She could make out little detail, but he appeared to be dressed all in black. Pants, shirt, long, flowing coat. With dark hair and white skin. Very white skin that almost seemed to shine, as if lit from within. She took another step away from him.

“Sir? Could you help me? Please?” Was this some sort of bizarre sex game? she wondered. Was she supposed to do something? The man in the limousine hadn’t told her anything, and neither the doctor nor the pilot had spoken a word. “What do you want me to do?” she asked.

The man held up a hand, indicating for her to remain still. The man came forward until he was less than five feet from her, just out of arm’s reach. She tried to smile and stood slightly straighter, thrusting her chest out. She would do anything to make it through this night, she told herself. And she silently promised to get the hell out of Seattle and go back to her hometown on the first thing moving as soon as she was back in civilization.

“What do you want me to do?” she asked once more. “Run.”

The voice as much as the word sent a chill up her spine. She had never heard such a cold voice.

“What?”

“Run or I will kill you here. You have a chance in the woods.” Then he laughed.

She turned and sprinted for the forest, losing a shoe in the first five feet and not even noticing.

The man remained in the clearing, watching as she disappeared among the thick tree trunks.

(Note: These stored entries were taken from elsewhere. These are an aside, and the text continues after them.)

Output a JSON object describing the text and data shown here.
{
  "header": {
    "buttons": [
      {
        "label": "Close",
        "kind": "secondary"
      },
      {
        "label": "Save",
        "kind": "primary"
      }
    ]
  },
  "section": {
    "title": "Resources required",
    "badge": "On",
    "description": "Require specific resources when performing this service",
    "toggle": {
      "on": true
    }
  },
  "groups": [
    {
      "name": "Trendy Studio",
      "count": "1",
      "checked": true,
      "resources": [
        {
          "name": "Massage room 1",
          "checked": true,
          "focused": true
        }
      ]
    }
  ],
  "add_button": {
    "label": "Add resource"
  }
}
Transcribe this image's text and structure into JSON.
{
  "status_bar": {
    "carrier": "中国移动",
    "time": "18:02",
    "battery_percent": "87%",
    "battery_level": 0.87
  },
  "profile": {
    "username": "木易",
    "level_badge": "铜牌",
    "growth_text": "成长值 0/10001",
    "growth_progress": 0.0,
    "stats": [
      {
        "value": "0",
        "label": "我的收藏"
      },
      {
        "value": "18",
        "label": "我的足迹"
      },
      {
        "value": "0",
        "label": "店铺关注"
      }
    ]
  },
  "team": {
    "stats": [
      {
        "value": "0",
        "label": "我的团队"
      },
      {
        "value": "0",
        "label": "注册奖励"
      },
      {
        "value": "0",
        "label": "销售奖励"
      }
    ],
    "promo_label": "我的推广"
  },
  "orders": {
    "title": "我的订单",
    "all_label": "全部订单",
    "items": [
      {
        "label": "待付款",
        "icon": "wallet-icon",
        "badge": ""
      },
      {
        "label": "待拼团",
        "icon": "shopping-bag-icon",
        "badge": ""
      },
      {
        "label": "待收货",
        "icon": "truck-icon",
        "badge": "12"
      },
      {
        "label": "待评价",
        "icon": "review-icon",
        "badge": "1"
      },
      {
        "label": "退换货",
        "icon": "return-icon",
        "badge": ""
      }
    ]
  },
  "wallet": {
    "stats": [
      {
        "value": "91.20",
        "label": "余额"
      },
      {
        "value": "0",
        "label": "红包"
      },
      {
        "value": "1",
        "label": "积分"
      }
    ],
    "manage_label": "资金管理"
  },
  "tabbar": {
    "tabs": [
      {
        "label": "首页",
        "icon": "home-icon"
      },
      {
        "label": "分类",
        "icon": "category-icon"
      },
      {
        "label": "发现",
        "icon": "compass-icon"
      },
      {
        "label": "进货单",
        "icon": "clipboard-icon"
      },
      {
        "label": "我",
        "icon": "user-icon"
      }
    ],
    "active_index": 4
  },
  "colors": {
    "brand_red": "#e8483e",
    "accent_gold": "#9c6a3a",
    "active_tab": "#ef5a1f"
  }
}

He gave her a few minutes, knowing the running would get her heart pounding and the blood coursing through her veins.

He cocked his head, listening to her crash through the undergrowth. She was easy enough to track by sound, even without the benefit of his exaggerated night vision. He started after her. He silently made his way through the forest, passing her without being noticed, then moving to a point where she would come shortly.

The shock on her face when she bumped into him was exquisite. She gasped, staggered back, then dashed off in another direction. As she ran off, he put a hand to his jacket and touched where her sweat and tears had made a small wet spot. He rubbed it with the tip of a finger, then brought that finger to his nose, inhaling. He smiled at the familiar scent of human fear.

He intercepted her five more times over the course of the next three hours. Sending her blindly off into the forest each time, redirecting her. She was moving more and more slowly, but still moving. He’d had some just quit. Drop to the ground and curl in a ball whimpering. Such were almost not worth taking. Almost.

An hour before dawn, the girl came out of the forest, emerging onto a perfectly cut lawn. She fell to her knees as she looked about. The moon was finally up, and she could see a magnificent house about fifty meters ahead. A mansion stretching almost a hundred meters left and right, sitting on a promontory overlooking Puget Sound. She could see the lights of Seattle beyond the house, on the other side of the water. The Space Needle. Her hometown was beyond the city, in the mountains. It was a beautiful night, a clear sky, and she could see the white-topped peaks.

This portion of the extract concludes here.